A lot happens during pregnancy. In the months before birth, a baby’s brain forms, their heart thumps for the first time and their fingernails sprout. At some point, a baby’s gut, skin and other organs will be populated with trillions of beneficial bacteria — the microbiome. But does that happen before birth, or after?
For more than a century researchers thought the human uterus — and the placenta within — was sterile. According to the “sterile womb paradigm,” they believed that babies only acquired microbes during and after birth. Over the past few decades, however, a handful of research groups have reported finding small amounts of bacteria in the placenta. In 2014, one team used gene sequencing to identify what they found, leading some scientists to reconsider their stance. Others still disagree, arguing that those bacteria came from contamination. In Science Smackdown, we let experts argue the evidence on when baby meets microbe.

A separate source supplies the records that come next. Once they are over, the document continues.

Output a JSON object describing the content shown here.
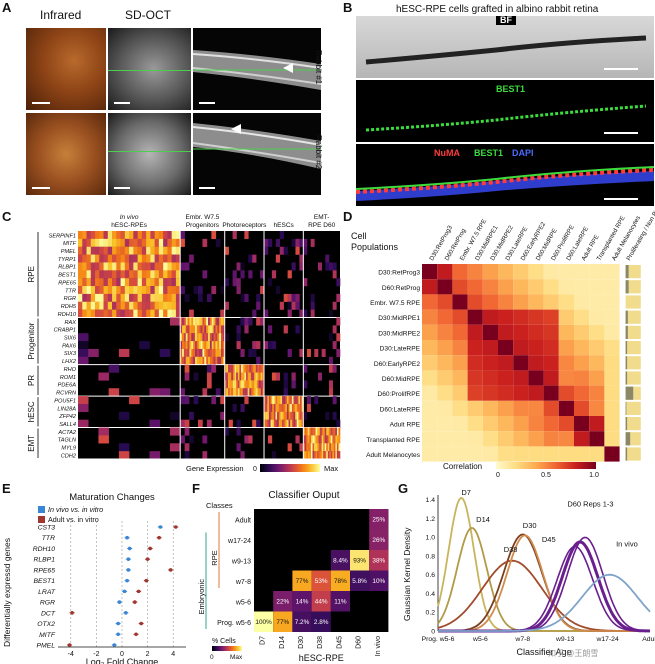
{
  "panel_letters": {
    "a": "A",
    "b": "B",
    "c": "C",
    "d": "D",
    "e": "E",
    "f": "F",
    "g": "G"
  },
  "panel_a": {
    "col_infrared": "Infrared",
    "col_sdoct": "SD-OCT",
    "row1": "Rabbit #1",
    "row2": "Rabbit #2"
  },
  "panel_b": {
    "title": "hESC-RPE cells grafted in albino rabbit retina",
    "bf": "BF",
    "best1": "BEST1",
    "numa": "NuMA",
    "best1_b": "BEST1",
    "dapi": "DAPI",
    "colors": {
      "numa": "#ff3b3b",
      "best1": "#3cdc3c",
      "dapi": "#4a6cff"
    }
  },
  "panel_c": {
    "col_headers": [
      "In vivo\nhESC-RPEs",
      "Embr. W7.5\nProgenitors",
      "Photoreceptors",
      "hESCs",
      "EMT-\nRPE D60"
    ],
    "groups": [
      {
        "name": "RPE",
        "genes": [
          "SERPINF1",
          "MITF",
          "PMEL",
          "TYRP1",
          "RLBP1",
          "BEST1",
          "RPE65",
          "TTR",
          "RGR",
          "RDH5",
          "RDH10"
        ]
      },
      {
        "name": "Progenitor",
        "genes": [
          "RAX",
          "CRABP1",
          "SIX6",
          "PAX6",
          "SIX3",
          "LHX2"
        ]
      },
      {
        "name": "PR",
        "genes": [
          "RHO",
          "ROM1",
          "PDE6A",
          "RCVRN"
        ]
      },
      {
        "name": "hESC",
        "genes": [
          "POU5F1",
          "LIN28A",
          "ZFP42",
          "SALL4"
        ]
      },
      {
        "name": "EMT",
        "genes": [
          "ACTA2",
          "TAGLN",
          "MYL9",
          "CDH2"
        ]
      }
    ],
    "legend_label": "Gene Expression",
    "legend_min": "0",
    "legend_max": "Max"
  },
  "panel_d": {
    "header": "Cell\nPopulations",
    "populations": [
      "D30:RetProg3",
      "D60:RetProg",
      "Embr. W7.5 RPE",
      "D30:MidRPE1",
      "D30:MidRPE2",
      "D30:LateRPE",
      "D60:EarlyRPE2",
      "D60:MidRPE",
      "D60:ProlifRPE",
      "D60:LateRPE",
      "Adult RPE",
      "Transplanted RPE",
      "Adult Melanocytes"
    ],
    "extra_cols": [
      "Proliferating / Non Prolif."
    ],
    "legend_label": "Correlation",
    "legend_ticks": [
      "0",
      "0.5",
      "1.0"
    ]
  },
  "panel_e": {
    "title": "Maturation Changes",
    "legend": [
      "In vivo vs. in vitro",
      "Adult vs. in vitro"
    ],
    "ylabel": "Differentially expressd genes",
    "xlabel": "Log₂ Fold Change",
    "colors": {
      "invivo": "#3a86d6",
      "adult": "#a0362f"
    }
  },
  "panel_f": {
    "title": "Classifier Ouput",
    "classes_label": "Classes",
    "rpe_label": "RPE",
    "embryonic_label": "Embryonic",
    "rows": [
      "Adult",
      "w17-24",
      "w9-13",
      "w7-8",
      "w5-6",
      "Prog. w5-6"
    ],
    "cols": [
      "D7",
      "D14",
      "D30",
      "D38",
      "D45",
      "D60",
      "In vivo"
    ],
    "xlabel": "hESC-RPE",
    "legend_label": "% Cells",
    "legend_min": "0",
    "legend_max": "Max",
    "cells": [
      {
        "r": 0,
        "c": 6,
        "v": 25,
        "label": "25%"
      },
      {
        "r": 1,
        "c": 6,
        "v": 26,
        "label": "26%"
      },
      {
        "r": 2,
        "c": 4,
        "v": 8.4,
        "label": "8.4%"
      },
      {
        "r": 2,
        "c": 5,
        "v": 93,
        "label": "93%"
      },
      {
        "r": 2,
        "c": 6,
        "v": 38,
        "label": "38%"
      },
      {
        "r": 3,
        "c": 2,
        "v": 77,
        "label": "77%"
      },
      {
        "r": 3,
        "c": 3,
        "v": 53,
        "label": "53%"
      },
      {
        "r": 3,
        "c": 4,
        "v": 78,
        "label": "78%"
      },
      {
        "r": 3,
        "c": 5,
        "v": 5.8,
        "label": "5.8%"
      },
      {
        "r": 3,
        "c": 6,
        "v": 10,
        "label": "10%"
      },
      {
        "r": 4,
        "c": 1,
        "v": 22,
        "label": "22%"
      },
      {
        "r": 4,
        "c": 2,
        "v": 14,
        "label": "14%"
      },
      {
        "r": 4,
        "c": 3,
        "v": 44,
        "label": "44%"
      },
      {
        "r": 4,
        "c": 4,
        "v": 11,
        "label": "11%"
      },
      {
        "r": 5,
        "c": 0,
        "v": 100,
        "label": "100%"
      },
      {
        "r": 5,
        "c": 1,
        "v": 77,
        "label": "77%"
      },
      {
        "r": 5,
        "c": 2,
        "v": 7.2,
        "label": "7.2%"
      },
      {
        "r": 5,
        "c": 3,
        "v": 2.8,
        "label": "2.8%"
      }
    ]
  },
  "panel_g": {
    "ylabel": "Gaussian Kernel Density",
    "xlabel": "Classifier Age",
    "x_ticks": [
      "Prog. w5-6",
      "w5-6",
      "w7-8",
      "w9-13",
      "w17-24",
      "Adult"
    ],
    "y_ticks": [
      "0",
      "0.2",
      "0.4",
      "0.6",
      "0.8",
      "1.0",
      "1.2",
      "1.4"
    ],
    "curve_labels": [
      "D7",
      "D14",
      "D30",
      "D38",
      "D45",
      "D60 Reps 1-3",
      "In vivo"
    ],
    "watermark": "知乎 @王朗雪"
  },
  "chart_data": [
    {
      "type": "scatter",
      "title": "Maturation Changes",
      "xlabel": "Log₂ Fold Change",
      "ylabel": "Differentially expressd genes",
      "xlim": [
        -5,
        5
      ],
      "x_ticks": [
        -4,
        -2,
        0,
        2,
        4
      ],
      "categories": [
        "CST3",
        "TTR",
        "RDH10",
        "RLBP1",
        "RPE65",
        "BEST1",
        "LRAT",
        "RGR",
        "DCT",
        "OTX2",
        "MITF",
        "PMEL"
      ],
      "series": [
        {
          "name": "In vivo vs. in vitro",
          "values": [
            3.0,
            0.4,
            0.6,
            0.5,
            0.5,
            0.4,
            0.2,
            -0.2,
            0.3,
            -0.3,
            -0.3,
            -0.6
          ]
        },
        {
          "name": "Adult vs. in vitro",
          "values": [
            4.2,
            2.9,
            2.2,
            2.0,
            3.8,
            1.9,
            1.3,
            1.0,
            -3.9,
            1.5,
            1.1,
            -4.1
          ]
        }
      ],
      "legend": "top-right",
      "grid": true
    },
    {
      "type": "heatmap",
      "title": "Classifier Ouput",
      "xlabel": "hESC-RPE",
      "ylabel": "Classes",
      "categories": [
        "D7",
        "D14",
        "D30",
        "D38",
        "D45",
        "D60",
        "In vivo"
      ],
      "rows": [
        "Adult",
        "w17-24",
        "w9-13",
        "w7-8",
        "w5-6",
        "Prog. w5-6"
      ]
    },
    {
      "type": "line",
      "xlabel": "Classifier Age",
      "ylabel": "Gaussian Kernel Density",
      "ylim": [
        0,
        1.45
      ],
      "series": [
        {
          "name": "D7",
          "peak_x": 0.55,
          "peak_y": 1.42
        },
        {
          "name": "D14",
          "peak_x": 0.8,
          "peak_y": 1.1
        },
        {
          "name": "D30",
          "peak_x": 2.0,
          "peak_y": 1.03
        },
        {
          "name": "D38",
          "peak_x": 1.75,
          "peak_y": 0.75
        },
        {
          "name": "D45",
          "peak_x": 2.05,
          "peak_y": 1.02
        },
        {
          "name": "D60 Reps 1-3",
          "peak_x": 3.35,
          "peak_y": 0.95
        },
        {
          "name": "In vivo",
          "peak_x": 4.05,
          "peak_y": 0.6
        }
      ]
    }
  ]
}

The Claim: Contamination Station
When the idea surfaced that the placenta has its own microbiome, Stephen Charnock-Jones, reproductive biologist at the University of Cambridge, was prepared to take a closer look. “We were already collecting a large cohort of placental samples from pregnant women,” he says. “It became obvious to look into our sample set and see what we could find.”
In a study published in Nature last year, the scientists used genomic sequencing to search for signs of bacteria in placentas from more than 500 pregnant women. They compared their results with measurements of bacteria occasionally present on lab equipment, in the surrounding air or in substances used for experiments, all of which can become contaminated. The samples were the same — it appeared the bacteria came from contamination, not the placenta.

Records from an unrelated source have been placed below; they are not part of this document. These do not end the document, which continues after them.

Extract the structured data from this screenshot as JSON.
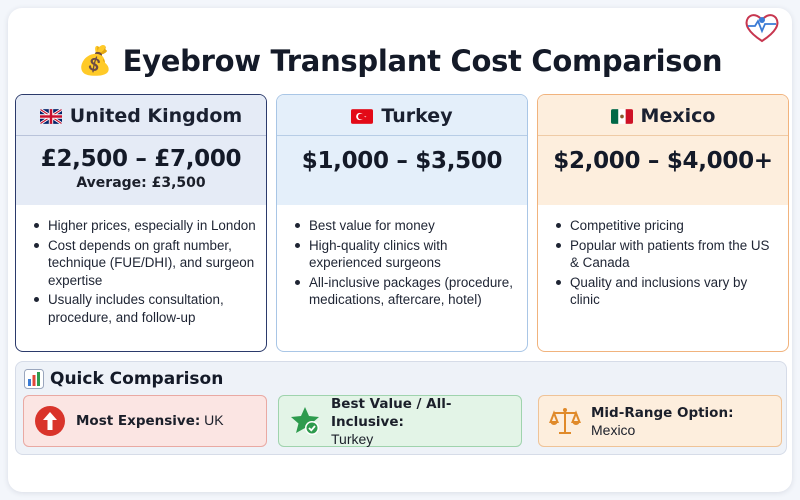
{
  "title": {
    "icon": "money-bag-icon",
    "text": "Eyebrow Transplant Cost Comparison"
  },
  "countries": [
    {
      "name": "United Kingdom",
      "flag": "uk-flag-icon",
      "price": "£2,500 – £7,000",
      "average": "Average: £3,500",
      "bullets": [
        "Higher prices, especially in London",
        "Cost depends on graft number, technique (FUE/DHI), and surgeon expertise",
        "Usually includes consultation, procedure, and follow-up"
      ]
    },
    {
      "name": "Turkey",
      "flag": "turkey-flag-icon",
      "price": "$1,000 – $3,500",
      "bullets": [
        "Best value for money",
        "High-quality clinics with experienced surgeons",
        "All-inclusive packages (procedure, medications, aftercare, hotel)"
      ]
    },
    {
      "name": "Mexico",
      "flag": "mexico-flag-icon",
      "price": "$2,000 – $4,000+",
      "bullets": [
        "Competitive pricing",
        "Popular with patients from the US & Canada",
        "Quality and inclusions vary by clinic"
      ]
    }
  ],
  "quick_comparison": {
    "icon": "bar-chart-icon",
    "title": "Quick Comparison",
    "items": [
      {
        "icon": "arrow-up-icon",
        "label": "Most Expensive:",
        "value": "UK",
        "color": "#d9342b"
      },
      {
        "icon": "star-check-icon",
        "label": "Best Value / All-Inclusive:",
        "value": "Turkey",
        "color": "#2e9b4e"
      },
      {
        "icon": "balance-scale-icon",
        "label": "Mid-Range Option:",
        "value": "Mexico",
        "color": "#e08a2a"
      }
    ]
  },
  "colors": {
    "uk_border": "#2b3a6b",
    "turkey_border": "#a9c6e6",
    "mexico_border": "#f1b37d"
  }
}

The Counterpoint: A Unique Microbiome
Kjersti Aagaard, a maternal-fetal medicine specialist at Baylor College of Medicine, was among the first researchers to identify traces of bacteria in the placenta in 2014. At the time, even Aagaard was surprised by those findings.
In the years since, more researchers have supported the existence of a placental microbiome, and a 2019 study found microbes in the fetus, placenta and surrounding environment. That’s why Aagaard thinks the Cambridge researchers missed something in their study; they had the right data, but the wrong conclusion. In other words, they labeled too many bacteria as contaminants. “Whether [these microbes] take root ... is a very different question,” says Aagaard. “But, in my mind, it is unequivocal that we are exposed to [them].”